A nova máquina combina o trator 8R, subsolador habilitado da TruSet, sistema de orientação GPS e novas tecnologias avançadas. “A automação deixou de ser um conceito, ela se tornou uma prática da revolução na agricultura”, afirma Dan Leibfried, diretor de inovação da John Deere para América Latina.

Esse tipo de tecnologia surgiu para otimizar a produção em um mundo que, a cada ano, demanda mais produção de alimentos. Segundo estatísticas da ONU, a população global chegará a quase 10 bilhões de pessoas em 2050 — um crescimento de 26% em relação aos 7,7 bilhões atuais.

Os agricultores terão de produzir mais e a tecnologia será a mais importante aliada nesta tarefa. O trator autônomo, portanto, possui seis pares de câmeras estéreo, que permitem a detecção de obstáculos em 360º e o cálculo da distância. As imagens capturadas pelas câmeras passam por uma rede neural profunda que classifica cada pixel em aproximadamente 100 milissegundos e determina se a máquina continua se movendo ou para, dependendo se um obstáculo é detectado. A máquina ainda verifica continuamente sua posição em relação a uma geocerca, garantindo que esteja operando onde deveria e com menos de uma polegada de precisão.
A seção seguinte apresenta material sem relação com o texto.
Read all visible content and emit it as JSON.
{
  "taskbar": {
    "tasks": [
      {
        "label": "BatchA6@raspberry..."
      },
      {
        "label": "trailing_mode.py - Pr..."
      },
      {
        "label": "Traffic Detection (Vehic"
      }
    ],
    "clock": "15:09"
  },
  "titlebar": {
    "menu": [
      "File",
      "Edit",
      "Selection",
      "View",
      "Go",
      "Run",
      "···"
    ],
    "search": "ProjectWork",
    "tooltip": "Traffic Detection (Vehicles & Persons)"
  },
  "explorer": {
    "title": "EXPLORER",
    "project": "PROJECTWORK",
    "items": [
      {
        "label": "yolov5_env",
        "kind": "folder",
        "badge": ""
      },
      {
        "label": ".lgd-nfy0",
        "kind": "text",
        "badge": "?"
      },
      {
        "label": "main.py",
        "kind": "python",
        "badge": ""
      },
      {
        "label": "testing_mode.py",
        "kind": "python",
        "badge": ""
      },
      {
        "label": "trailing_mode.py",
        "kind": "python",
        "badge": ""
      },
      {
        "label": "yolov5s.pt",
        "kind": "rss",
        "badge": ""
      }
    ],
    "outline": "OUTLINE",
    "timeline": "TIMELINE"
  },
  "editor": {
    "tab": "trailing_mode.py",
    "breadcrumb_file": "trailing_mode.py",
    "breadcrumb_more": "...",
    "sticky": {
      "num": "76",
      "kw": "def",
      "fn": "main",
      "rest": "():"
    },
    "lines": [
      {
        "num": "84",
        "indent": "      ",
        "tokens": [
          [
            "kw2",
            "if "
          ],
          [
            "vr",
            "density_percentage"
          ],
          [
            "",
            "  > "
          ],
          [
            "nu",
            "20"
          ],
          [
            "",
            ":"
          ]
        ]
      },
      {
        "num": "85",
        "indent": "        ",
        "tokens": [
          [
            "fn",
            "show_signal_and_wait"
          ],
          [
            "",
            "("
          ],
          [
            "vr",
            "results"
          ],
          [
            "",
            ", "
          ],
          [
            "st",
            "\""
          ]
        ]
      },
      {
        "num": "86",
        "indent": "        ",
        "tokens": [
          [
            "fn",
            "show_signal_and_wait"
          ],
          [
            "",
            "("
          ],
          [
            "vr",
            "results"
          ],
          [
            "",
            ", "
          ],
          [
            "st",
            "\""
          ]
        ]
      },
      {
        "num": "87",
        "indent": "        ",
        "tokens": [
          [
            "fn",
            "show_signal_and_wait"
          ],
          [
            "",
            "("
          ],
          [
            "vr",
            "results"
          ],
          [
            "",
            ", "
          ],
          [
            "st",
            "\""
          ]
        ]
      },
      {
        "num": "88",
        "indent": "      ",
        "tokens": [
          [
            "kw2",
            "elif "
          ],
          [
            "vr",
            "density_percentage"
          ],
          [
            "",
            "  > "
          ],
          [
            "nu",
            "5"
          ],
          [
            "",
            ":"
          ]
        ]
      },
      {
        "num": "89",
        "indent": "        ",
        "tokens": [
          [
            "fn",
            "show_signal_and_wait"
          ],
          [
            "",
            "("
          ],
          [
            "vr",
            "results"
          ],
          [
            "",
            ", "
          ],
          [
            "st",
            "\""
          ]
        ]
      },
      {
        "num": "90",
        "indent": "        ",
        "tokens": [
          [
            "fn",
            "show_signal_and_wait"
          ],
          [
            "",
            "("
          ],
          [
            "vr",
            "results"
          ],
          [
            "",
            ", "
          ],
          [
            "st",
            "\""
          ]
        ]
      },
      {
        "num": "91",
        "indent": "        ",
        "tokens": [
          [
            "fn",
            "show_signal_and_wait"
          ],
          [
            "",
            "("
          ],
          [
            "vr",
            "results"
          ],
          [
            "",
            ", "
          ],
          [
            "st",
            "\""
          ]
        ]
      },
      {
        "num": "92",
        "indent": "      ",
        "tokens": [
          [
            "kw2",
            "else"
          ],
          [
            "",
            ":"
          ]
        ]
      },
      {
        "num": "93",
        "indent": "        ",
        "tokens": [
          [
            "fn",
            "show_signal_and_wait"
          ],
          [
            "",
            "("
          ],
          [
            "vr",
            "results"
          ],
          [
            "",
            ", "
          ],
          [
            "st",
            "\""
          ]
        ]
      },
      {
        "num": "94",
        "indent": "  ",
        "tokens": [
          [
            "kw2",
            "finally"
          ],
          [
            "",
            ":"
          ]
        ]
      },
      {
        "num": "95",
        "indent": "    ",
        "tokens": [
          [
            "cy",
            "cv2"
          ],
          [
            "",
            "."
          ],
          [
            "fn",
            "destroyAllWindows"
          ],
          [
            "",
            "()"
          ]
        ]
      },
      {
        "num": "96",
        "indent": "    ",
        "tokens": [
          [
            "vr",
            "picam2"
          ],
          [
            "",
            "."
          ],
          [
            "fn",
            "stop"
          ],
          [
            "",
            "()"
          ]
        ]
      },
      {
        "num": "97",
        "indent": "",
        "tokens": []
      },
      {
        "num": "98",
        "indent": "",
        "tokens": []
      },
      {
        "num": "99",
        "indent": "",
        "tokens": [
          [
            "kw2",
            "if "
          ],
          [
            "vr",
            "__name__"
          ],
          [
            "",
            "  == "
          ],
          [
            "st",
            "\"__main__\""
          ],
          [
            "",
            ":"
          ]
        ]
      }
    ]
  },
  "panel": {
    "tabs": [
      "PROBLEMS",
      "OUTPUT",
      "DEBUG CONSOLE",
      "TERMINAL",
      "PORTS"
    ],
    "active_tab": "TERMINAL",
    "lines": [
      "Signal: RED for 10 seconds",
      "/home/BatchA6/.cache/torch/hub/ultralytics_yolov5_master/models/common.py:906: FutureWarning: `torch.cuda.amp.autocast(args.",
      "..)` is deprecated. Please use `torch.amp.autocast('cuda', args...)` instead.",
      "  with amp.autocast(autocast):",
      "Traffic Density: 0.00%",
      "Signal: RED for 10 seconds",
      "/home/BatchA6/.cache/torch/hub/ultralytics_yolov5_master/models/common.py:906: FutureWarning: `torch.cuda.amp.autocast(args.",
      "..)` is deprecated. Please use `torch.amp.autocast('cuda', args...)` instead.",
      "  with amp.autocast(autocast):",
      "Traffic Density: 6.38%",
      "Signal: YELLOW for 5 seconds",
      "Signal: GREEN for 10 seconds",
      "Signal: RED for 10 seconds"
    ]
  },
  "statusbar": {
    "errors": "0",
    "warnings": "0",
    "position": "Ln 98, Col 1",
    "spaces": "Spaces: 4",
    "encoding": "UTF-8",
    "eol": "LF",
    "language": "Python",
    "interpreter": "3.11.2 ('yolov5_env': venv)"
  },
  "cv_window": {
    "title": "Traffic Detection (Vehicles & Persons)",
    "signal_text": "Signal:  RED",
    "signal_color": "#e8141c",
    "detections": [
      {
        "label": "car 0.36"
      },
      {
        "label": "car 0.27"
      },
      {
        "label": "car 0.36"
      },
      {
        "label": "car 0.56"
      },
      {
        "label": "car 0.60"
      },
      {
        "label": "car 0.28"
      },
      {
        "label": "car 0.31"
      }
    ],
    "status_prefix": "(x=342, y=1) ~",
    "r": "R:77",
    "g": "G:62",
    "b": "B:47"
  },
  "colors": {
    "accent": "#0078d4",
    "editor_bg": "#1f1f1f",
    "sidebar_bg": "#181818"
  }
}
“Com esta inovação, o produtor conseguirá otimizar as operações, trazer mais segurança e ser mais eficiente. A máquina está preparada para operar 24 horas, 7 dias por semana, parando apenas para fazer o reabastecimento a cada 8 horas em média. Com o desenvolvimento tecnológico, buscamos devolver ao agricultor um tempo precioso e melhorar a qualidade de vida daqueles que nos ajudam a alimentar, vestir e abrigar a população”, complementa Leibfried.

Para usar o trator autônomo, o agricultor só precisa transportar a máquina até o campo e configurá-la para operação autônoma.  Enquanto a máquina está funcionando, o agricultor pode deixar o campo para se concentrar em outras tarefas, enquanto monitora o status da máquina em seu dispositivo móvel.